L’esaltazione della fase transitoria ha raggiunto livelli mai visti con le C.A.S.E. e i M.A.P. (Moduli Abitativi Provvisori), delle vere e proprie città finte. In Abruzzo e dintorni si è inoltre sviluppato quello che definisco un ‘fronte del legno’. Questi sono paesi dove da un millennio si costruisce in pietra e recentemente in calcestruzzo. Adesso sono arrivati edifici in legno come se fossimo nelle Alpi. Eppure le strutture anti-incendio di cui e’ dotato il Trentino non esistono in Abruzzo.
Per quanto riguarda il potere politico e la moralità nella vita pubblica, sono convinto che le dinamiche originatesi nei secoli precedenti e descritte da Ignazio Silone in Fontamara e Vino e Pane siano ancora valide, in chiave moderna. Insomma, il peso del passato è un fardello pesante.
Discutere del futuro in un regime di incertezza può sembrare fuorviante, ma in base a quello che abbiamo visto in questi 10 anni, cosa possiamo aspettarci per L’Aquila negli anni futuri?
La ripresa dal terremoto del 2009 è lenta e inefficiente, pertanto prosegue con sofferenza. Non mi sembra si sia configurata in modo tale da esaltare le doti e le buone qualità degli abruzzesi e del loro territorio. D’altronde, quale altro capitale andrebbe speso nella ricostruzione, se non le persone e il loro territorio?
Quanto ha imparato l’Italia dal terremoto aquilano? Se guarda alla gestione dei terremoti successivi, quello dell’Emilia e quello che ha colpito ben quattro regioni del Centro Italia nel 2016-2017, trova continuità e progressi oppure solo discontinuità?
L’Italia ha imparato alcune piccole lezioni, ad esempio riguardo la costruzione di edifici strategici antisismici nei Comuni. C’è comunque una grande differenza tra “L’Aquila 2009” e “Emilia 2012”, regione, quest’ultima, dotata invece di un’attività economica florida. Allo stesso modo, l’Italia ha imparato a dotarsi di alcune procedure amministrative, come le misure antimafia adoperate per tutelare la ricostruzione.
Nonostante questo, molte delle lezioni sono state posticipate. Come organizzare per esempio un sistema assicurativo contro terremoti e altre calamità naturali? Come spostare l’attenzione dalla fase di risposta ai disastri a quella di prevenzione? Come evitare la creazione di ulteriori casi e forme di vulnerabilità? Come dare a queste calamità un peso nella sfera pubblica nazionale, invece di doversi poi lamentare quando i disastri avvengono, accusare quando poi arriva lo scandalo politico, piangere per i morti invece di fornire un’assistenza equa, tempestiva e diretta per risolvere la situazione il prima possibile?

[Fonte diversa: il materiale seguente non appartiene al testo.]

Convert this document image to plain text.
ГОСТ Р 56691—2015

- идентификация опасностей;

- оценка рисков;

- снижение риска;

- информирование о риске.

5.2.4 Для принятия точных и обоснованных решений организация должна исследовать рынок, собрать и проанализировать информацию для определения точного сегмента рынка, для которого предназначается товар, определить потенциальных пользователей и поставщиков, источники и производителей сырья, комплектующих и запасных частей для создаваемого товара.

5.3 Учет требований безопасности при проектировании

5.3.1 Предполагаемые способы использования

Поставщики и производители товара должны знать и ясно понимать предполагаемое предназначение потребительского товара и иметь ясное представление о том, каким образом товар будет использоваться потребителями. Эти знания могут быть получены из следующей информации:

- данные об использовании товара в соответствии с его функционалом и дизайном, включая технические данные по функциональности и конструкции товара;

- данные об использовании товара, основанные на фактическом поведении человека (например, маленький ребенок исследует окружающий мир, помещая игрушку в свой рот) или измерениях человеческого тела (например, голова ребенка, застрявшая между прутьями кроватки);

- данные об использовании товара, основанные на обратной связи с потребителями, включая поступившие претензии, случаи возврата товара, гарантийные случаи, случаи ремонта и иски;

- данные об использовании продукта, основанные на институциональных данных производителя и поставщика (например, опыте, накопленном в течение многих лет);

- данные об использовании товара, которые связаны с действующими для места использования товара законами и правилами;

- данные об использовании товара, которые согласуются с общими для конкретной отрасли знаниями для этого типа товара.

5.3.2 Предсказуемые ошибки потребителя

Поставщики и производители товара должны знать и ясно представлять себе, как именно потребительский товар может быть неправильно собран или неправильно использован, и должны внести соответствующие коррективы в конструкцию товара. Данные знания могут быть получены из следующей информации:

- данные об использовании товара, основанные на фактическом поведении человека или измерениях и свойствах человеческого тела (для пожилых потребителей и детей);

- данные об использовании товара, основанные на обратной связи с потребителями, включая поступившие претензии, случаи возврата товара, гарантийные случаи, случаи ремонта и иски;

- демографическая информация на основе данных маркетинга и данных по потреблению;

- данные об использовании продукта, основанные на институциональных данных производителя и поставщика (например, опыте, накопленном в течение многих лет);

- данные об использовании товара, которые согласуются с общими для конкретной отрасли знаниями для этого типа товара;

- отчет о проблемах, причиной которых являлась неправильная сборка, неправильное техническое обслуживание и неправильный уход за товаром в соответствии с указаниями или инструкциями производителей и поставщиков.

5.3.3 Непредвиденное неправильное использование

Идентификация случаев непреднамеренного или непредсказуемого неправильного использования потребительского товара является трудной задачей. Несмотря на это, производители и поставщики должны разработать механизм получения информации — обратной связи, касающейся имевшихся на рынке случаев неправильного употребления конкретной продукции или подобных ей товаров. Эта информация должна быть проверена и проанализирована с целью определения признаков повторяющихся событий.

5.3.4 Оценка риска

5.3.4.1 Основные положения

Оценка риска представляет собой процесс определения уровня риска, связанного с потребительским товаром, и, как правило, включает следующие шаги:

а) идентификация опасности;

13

Con il terremoto dell’Aquila è nato lo spazio Sismografie in questo blog, il primo e quasi unico spazio di riflessione e dibattito in Italia che utilizzi le scienze sociali per parlare ad un pubblico più ampio di rischio e disastri. Quanto possono servire le riflessioni sui disastri sviluppate dalle scienze sociali nella gestione dei disastri, e perché, invece, sembrano non essere considerate dai decisori politici e dalla Protezione Civile Nazionale?

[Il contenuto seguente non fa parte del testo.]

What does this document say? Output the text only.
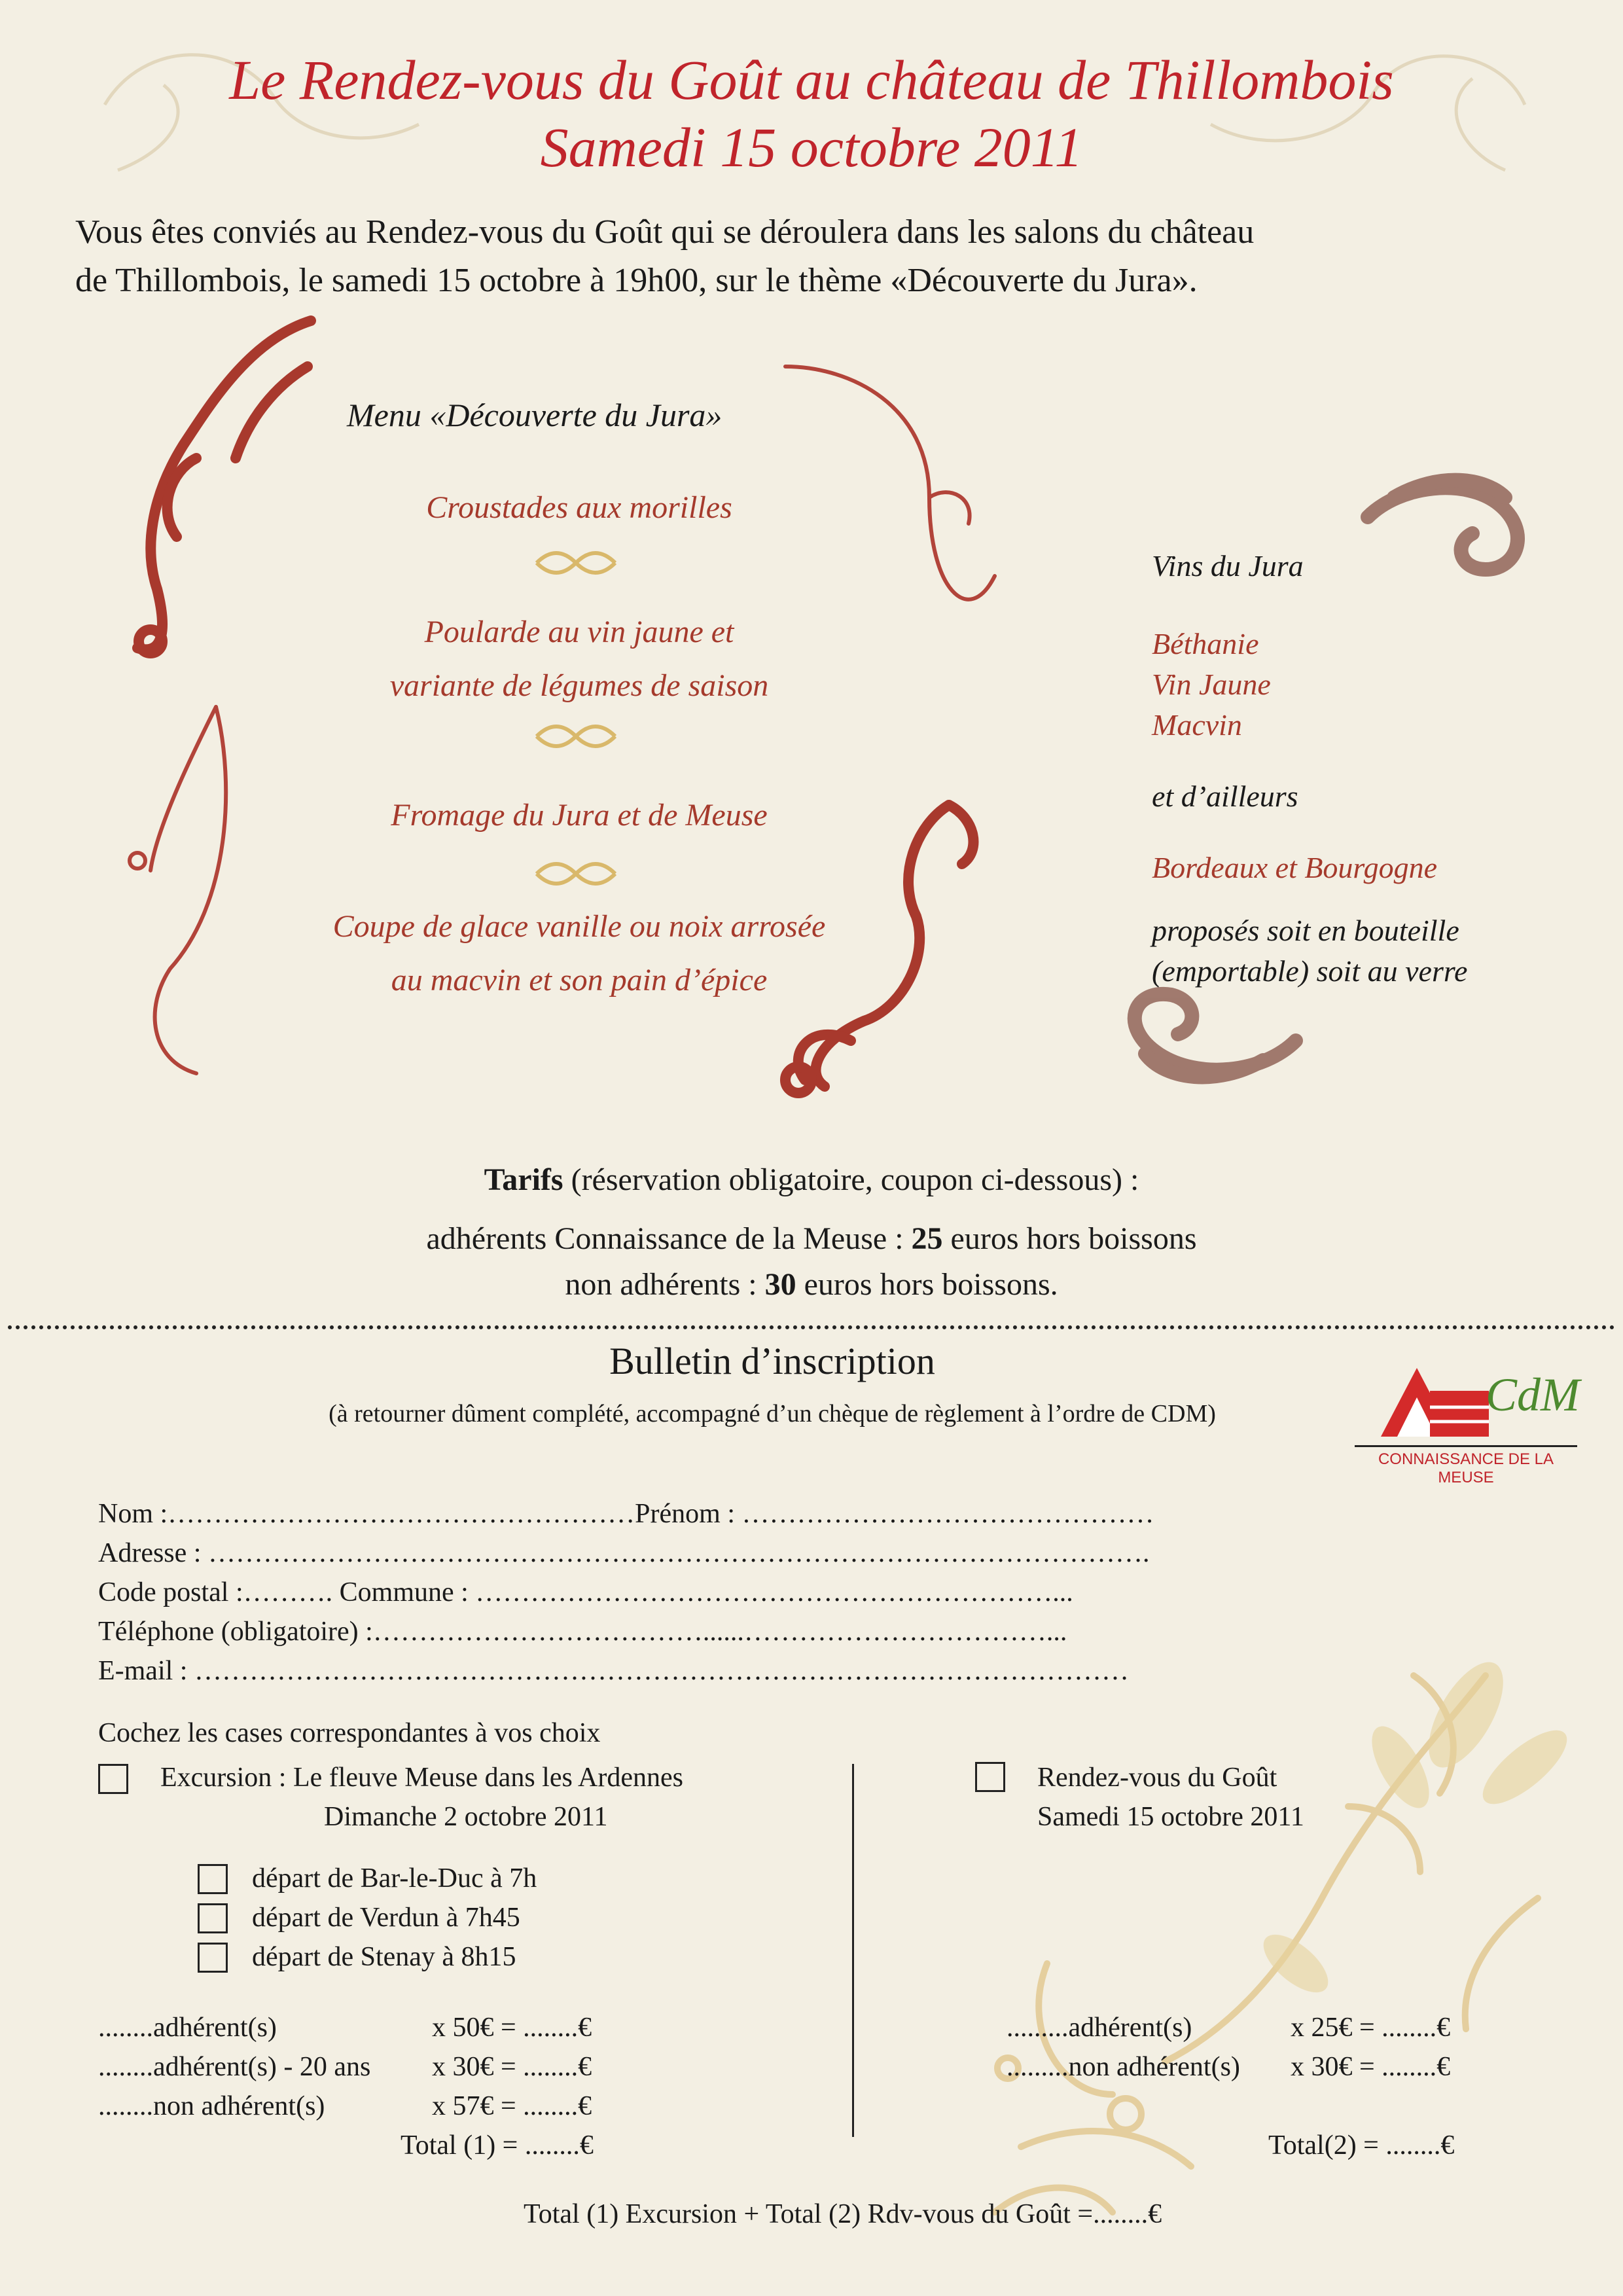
Le Rendez-vous du Goût au château de Thillombois
Samedi 15 octobre 2011
Vous êtes conviés au Rendez-vous du Goût qui se déroulera dans les salons du château
de Thillombois, le samedi 15 octobre à 19h00, sur le thème «Découverte du Jura».
Menu «Découverte du Jura»
Croustades aux morilles
Poularde au vin jaune et
variante de légumes de saison
Fromage du Jura et de Meuse
Coupe de glace vanille ou noix arrosée
au macvin et son pain d’épice
Vins du Jura
Béthanie
Vin Jaune
Macvin
et d’ailleurs
Bordeaux et Bourgogne
proposés soit en bouteille
(emportable) soit au verre
Tarifs (réservation obligatoire, coupon ci-dessous) :
adhérents Connaissance de la Meuse : 25 euros hors boissons
non adhérents : 30 euros hors boissons.
Bulletin d’inscription
(à retourner dûment complété, accompagné d’un chèque de règlement à l’ordre de CDM)	CdM
CONNAISSANCE DE LA MEUSE
Nom :……………………………………………Prénom : ………………………………………
Adresse : ………………………………………………………………………………………….
Code postal :………. Commune : ………………………………………………………...
Téléphone (obligatoire) :………………………………......……………………………...
E-mail : …………………………………………………………………………………………
Cochez les cases correspondantes à vos choix
Excursion : Le fleuve Meuse dans les Ardennes
Dimanche 2 octobre 2011
départ de Bar-le-Duc à 7h
départ de Verdun à 7h45
départ de Stenay à 8h15
........adhérent(s)	x 50€ = ........€
........adhérent(s) - 20 ans x 30€ = ........€
........non adhérent(s)	x 57€ = ........€
Total (1) = ........€
Rendez-vous du Goût
Samedi 15 octobre 2011
.........adhérent(s)	x 25€ = ........€
.........non adhérent(s) x 30€ = ........€
Total(2) = ........€
Total (1) Excursion + Total (2) Rdv-vous du Goût =........€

A Londra abbiamo formato il Gruppo Radix, un gruppo di discussione per promuovere un’interpretazione “radicale” dei disastri. Potere, finanziamenti e influenza politica sono un insieme di fattori che strangola il dibattito. Bisogna resistere, se necessario seguendo una linea non sostenuta e supportata dai poteri attuali. Oggi abbiamo 101 anni di studi sociali sui disastri, sin dai primi lavori di Samuel Henry Prince in Canada (1917-1920) e degli ecologi umani negli Stati Uniti, come Harlan Barrows (1923). Abbiamo mezzo secolo di ricerca intensa. Con alcune eccezioni, la tendenza in Italia è di copiare ciò che è stato fatto altrove invece di offrire innovazioni ricavate dal ricco patrimonio sociale e dalla sofferenza subita attraverso i disastri. Nonostante i lavori degli storici, pochi altri sono i lavori provenienti dagli altri rami delle scienze sociali. Anche la pianificazione d’emergenza ha bisogno di una forte base filosofica e delle scienze sociali. Questa mancanza dovrebbe essere considerata come una sfida per il futuro.